During the talk we had back then, one day before Christmas, my dad expressed what I refused to know for a long time. He said that he realized that Walter has been shaped by him in a way. However, no matter how close we came to our father and grandfather, we still have to live with the fact that this one question will remain open: “How would we have met?”
Literature:
Assmann, Aleida: Das neue Unbehagen an der Erinnerungskultur. Eine Intervention.
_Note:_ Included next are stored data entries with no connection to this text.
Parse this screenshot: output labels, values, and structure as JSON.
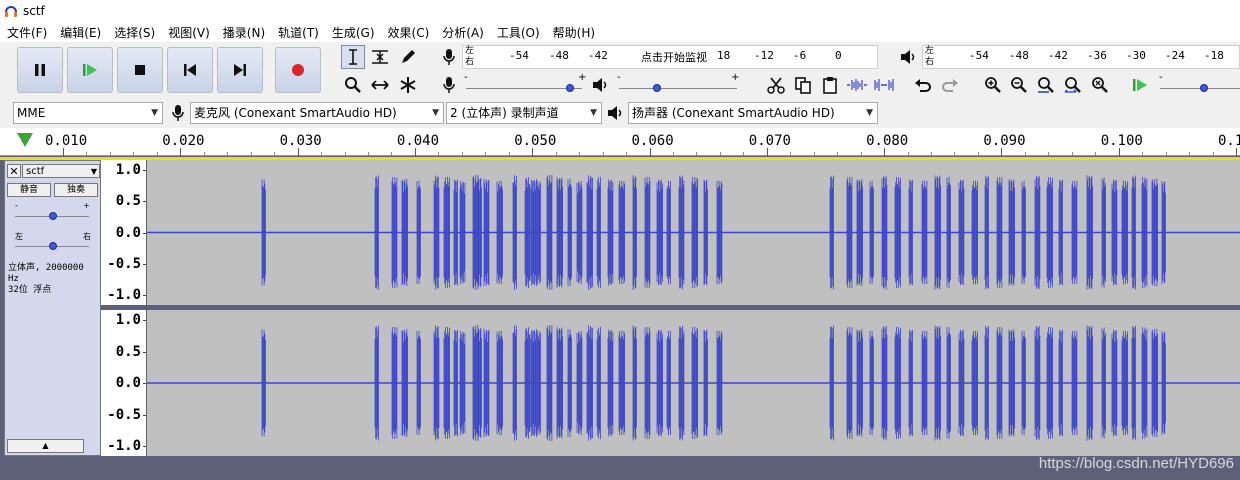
{
  "window": {
    "title": "sctf"
  },
  "menu": [
    "文件(F)",
    "编辑(E)",
    "选择(S)",
    "视图(V)",
    "播录(N)",
    "轨道(T)",
    "生成(G)",
    "效果(C)",
    "分析(A)",
    "工具(O)",
    "帮助(H)"
  ],
  "transport": {
    "pause": "pause-icon",
    "play": "play-icon",
    "stop": "stop-icon",
    "skip_start": "skip-to-start-icon",
    "skip_end": "skip-to-end-icon",
    "record": "record-icon",
    "record_color": "#e0242c"
  },
  "meters": {
    "record": {
      "left_label": "左",
      "right_label": "右",
      "ticks": [
        "-54",
        "-48",
        "-42",
        "18",
        "-12",
        "-6",
        "0"
      ],
      "hint": "点击开始监视"
    },
    "play": {
      "left_label": "左",
      "right_label": "右",
      "ticks": [
        "-54",
        "-48",
        "-42",
        "-36",
        "-30",
        "-24",
        "-18"
      ]
    },
    "slider_minus": "-",
    "slider_plus": "+"
  },
  "devices": {
    "host": "MME",
    "mic": "麦克风 (Conexant SmartAudio HD)",
    "channels": "2 (立体声) 录制声道",
    "speaker": "扬声器 (Conexant SmartAudio HD)"
  },
  "ruler": {
    "labels": [
      "0.010",
      "0.020",
      "0.030",
      "0.040",
      "0.050",
      "0.060",
      "0.070",
      "0.080",
      "0.090",
      "0.100",
      "0.1"
    ]
  },
  "track": {
    "name": "sctf",
    "mute": "静音",
    "solo": "独奏",
    "gain_minus": "-",
    "gain_plus": "+",
    "pan_left": "左",
    "pan_right": "右",
    "info_line1": "立体声, 2000000 Hz",
    "info_line2": "32位 浮点",
    "collapse": "▲",
    "wave_color": "#3c46c8",
    "channels": [
      {
        "scale": [
          "1.0",
          "0.5",
          "0.0",
          "-0.5",
          "-1.0"
        ]
      },
      {
        "scale": [
          "1.0",
          "0.5",
          "0.0",
          "-0.5",
          "-1.0"
        ]
      }
    ]
  },
  "watermark": "https://blog.csdn.net/HYD696"
}
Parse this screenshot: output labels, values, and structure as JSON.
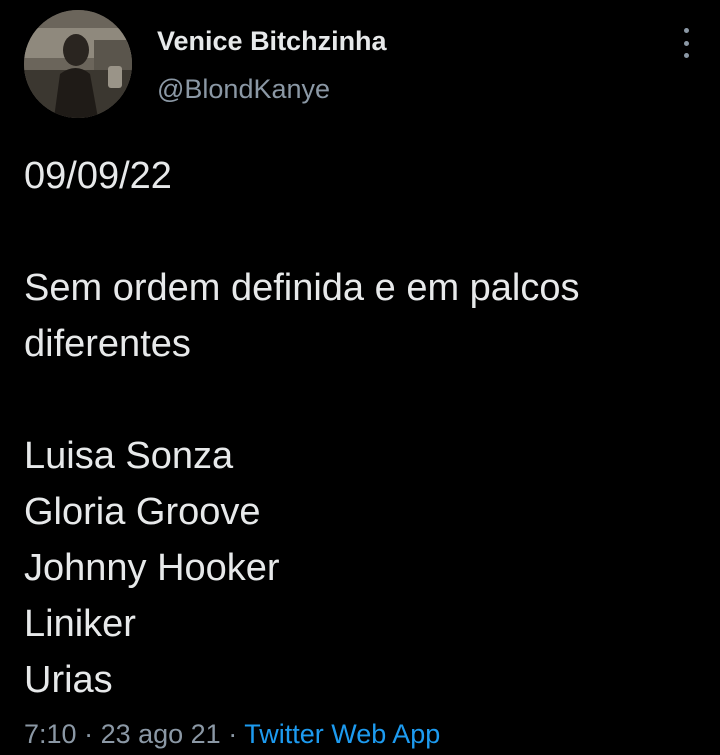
{
  "user": {
    "display_name": "Venice Bitchzinha",
    "handle": "@BlondKanye",
    "avatar_icon": "profile-photo"
  },
  "more_icon": "vertical-ellipsis-icon",
  "tweet": {
    "date_line": "09/09/22",
    "intro_line_1": "Sem ordem definida e em palcos",
    "intro_line_2": "diferentes",
    "artists": [
      "Luisa Sonza",
      "Gloria Groove",
      "Johnny Hooker",
      "Liniker",
      "Urias"
    ]
  },
  "meta": {
    "time": "7:10",
    "separator": " · ",
    "date": "23 ago 21",
    "source": "Twitter Web App"
  },
  "colors": {
    "background": "#000000",
    "text_primary": "#e7e9ea",
    "text_secondary": "#8b98a5",
    "link": "#1d9bf0"
  }
}
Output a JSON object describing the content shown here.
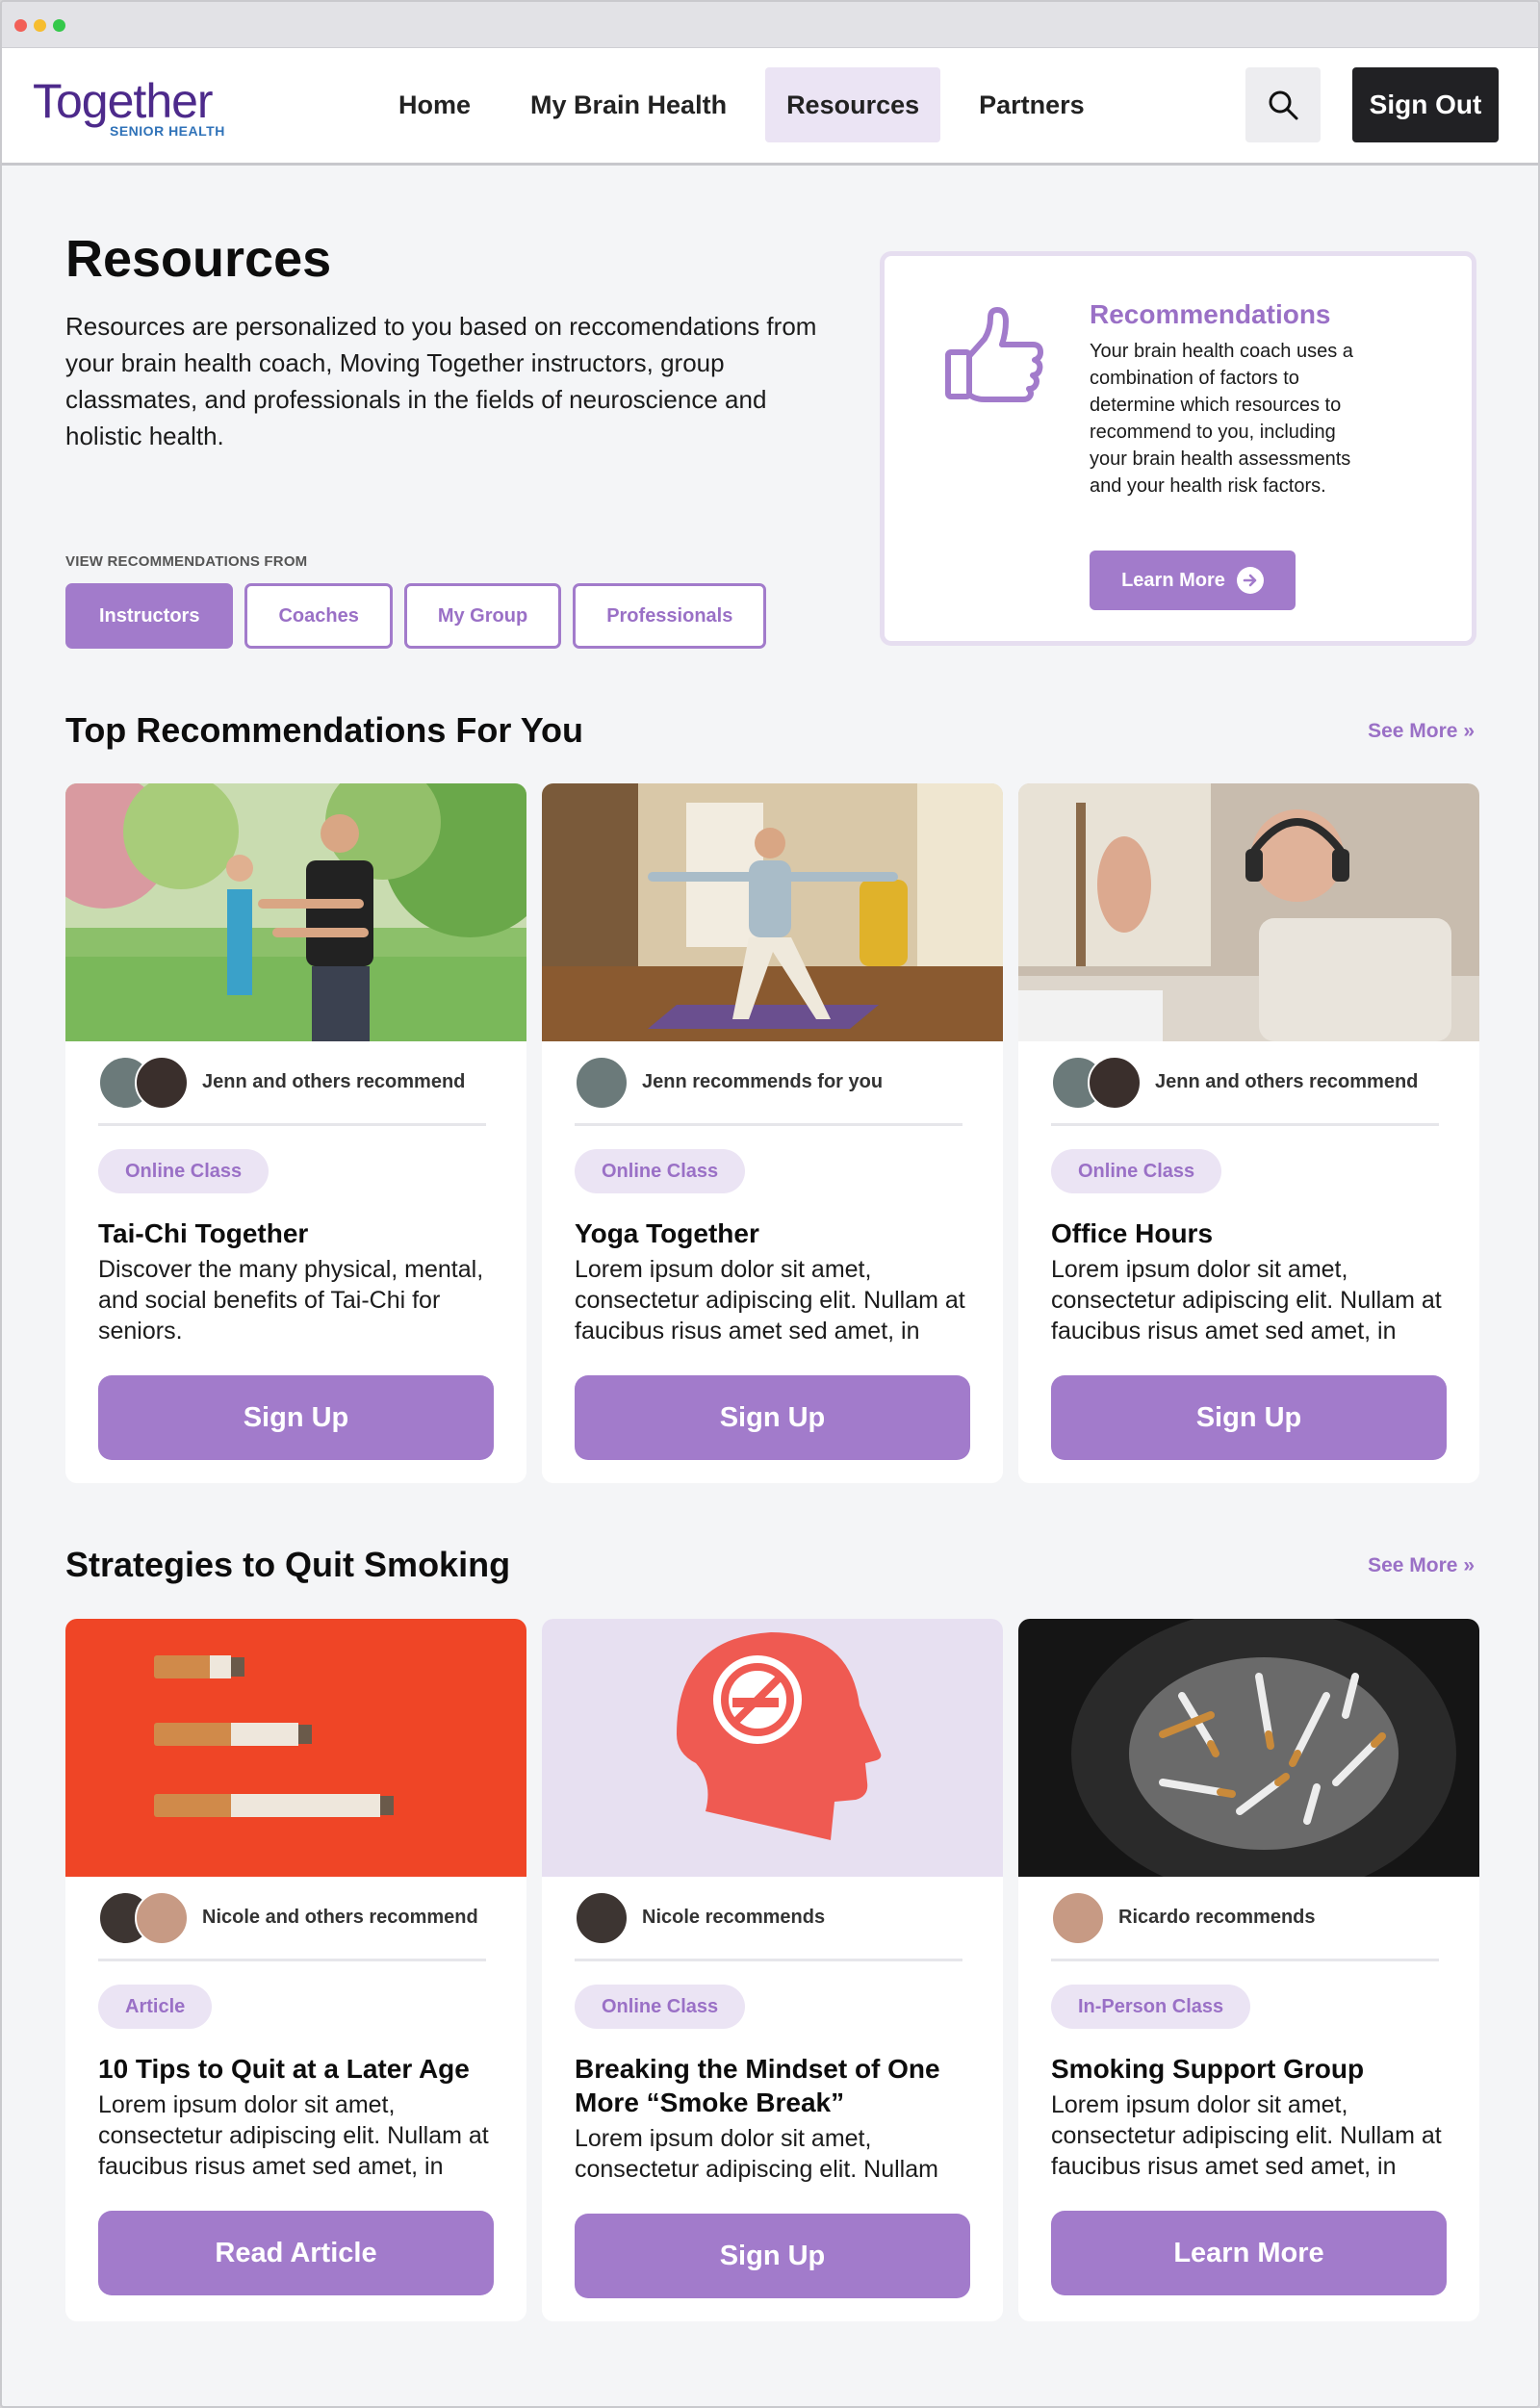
{
  "nav": {
    "logo_main": "Together",
    "logo_sub": "SENIOR HEALTH",
    "items": [
      {
        "label": "Home"
      },
      {
        "label": "My Brain Health"
      },
      {
        "label": "Resources"
      },
      {
        "label": "Partners"
      }
    ],
    "active_item": "Resources",
    "search_icon": "search-icon",
    "signout_label": "Sign Out"
  },
  "intro": {
    "title": "Resources",
    "text": "Resources are personalized to you based on reccomendations from your brain health coach, Moving Together instructors, group classmates, and professionals in the fields of neuroscience and holistic health.",
    "filter_label": "VIEW RECOMMENDATIONS FROM",
    "filters": [
      "Instructors",
      "Coaches",
      "My Group",
      "Professionals"
    ],
    "active_filter": "Instructors"
  },
  "recommendations_card": {
    "icon": "thumbs-up-icon",
    "title": "Recommendations",
    "text": "Your brain health coach uses a combination of factors to determine which resources to recommend to you, including your brain health assessments and your health risk factors.",
    "button_label": "Learn More"
  },
  "sections": [
    {
      "title": "Top Recommendations For You",
      "see_more": "See More »",
      "cards": [
        {
          "image": "tai-chi-photo",
          "recommender": "Jenn and others recommend",
          "tag": "Online Class",
          "title": "Tai-Chi Together",
          "description": "Discover the many physical, mental, and social benefits of Tai-Chi for seniors.",
          "button": "Sign Up"
        },
        {
          "image": "yoga-photo",
          "recommender": "Jenn recommends for you",
          "tag": "Online Class",
          "title": "Yoga Together",
          "description": "Lorem ipsum dolor sit amet, consectetur adipiscing elit. Nullam at faucibus risus amet sed amet, in",
          "button": "Sign Up"
        },
        {
          "image": "headphones-photo",
          "recommender": "Jenn and others recommend",
          "tag": "Online Class",
          "title": "Office Hours",
          "description": "Lorem ipsum dolor sit amet, consectetur adipiscing elit. Nullam at faucibus risus amet sed amet, in",
          "button": "Sign Up"
        }
      ]
    },
    {
      "title": "Strategies to Quit Smoking",
      "see_more": "See More »",
      "cards": [
        {
          "image": "cigarettes-photo",
          "recommender": "Nicole and others recommend",
          "tag": "Article",
          "title": "10 Tips to Quit at a Later Age",
          "description": "Lorem ipsum dolor sit amet, consectetur adipiscing elit. Nullam at faucibus risus amet sed amet, in",
          "button": "Read Article"
        },
        {
          "image": "no-smoking-head-illustration",
          "recommender": "Nicole recommends",
          "tag": "Online Class",
          "title": "Breaking the Mindset of One More “Smoke Break”",
          "description": "Lorem ipsum dolor sit amet, consectetur adipiscing elit. Nullam",
          "button": "Sign Up"
        },
        {
          "image": "ashtray-photo",
          "recommender": "Ricardo recommends",
          "tag": "In-Person Class",
          "title": "Smoking Support Group",
          "description": "Lorem ipsum dolor sit amet, consectetur adipiscing elit. Nullam at faucibus risus amet sed amet, in",
          "button": "Learn More"
        }
      ]
    }
  ],
  "colors": {
    "accent": "#a27bcb",
    "accent_light": "#ebe4f4",
    "dark_button": "#212124",
    "brand": "#4d2a8b"
  }
}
München 2016.
Fleßner, Alfred: Zur Aufarbeitung der NS-„Euthanasie“ in den Familien der Opfer. In: Westermann, Stefanie, Richard Kühl und Tim Ohnhäuser (eds.): NS-„Euthanasie“ und Erinnerung. Vergangenheitsaufarbeitung – Gedenkformen – Betroffenenperspektiven. Berlin 2011. p. 195-207.
Gilfert, Julia: Himmel voller Schweigen. Fragmente einer Familiengeschichte. Dresden 2021.
Grünberg, Kurt: Tradierung des Nazi-Traumas und Schweigen. In: Özkan, Ibrahim, Annette Streeck-Fischer und Ulrich Sachsse (eds.): Trauma und Gesellschaft. Vergangenheit in der Gegenwart. Göttingen 2002. p. 34-63.
Lehmann, Albrecht: Bewusstseinsanalyse. In: Göttsch, Silke und Albrecht Lehmann (eds.): Methoden der Volkskunde. Positionen, Quellen, Arbeitsweisen der Europäischen Ethnologie. Berlin 2001. p. 233-249.
Lübbe, Hermann: Vom Parteigenossen zum Bundesbürger. Über beschwiegene und historisierte Vergangenheiten. München 2007.
Mitscherlich, Alexander und Margarete: Die Unfähigkeit zu trauern. Grundlagen kollektiven Verhaltens. München 1967.
Welzer, Harald: Das Interview als Artefakt. Zur Kritik der Zeitzeugenforschung, in: BIOS – Zeitschrift für Biographieforschung und Oral History, 13, 2000. p. 51-63.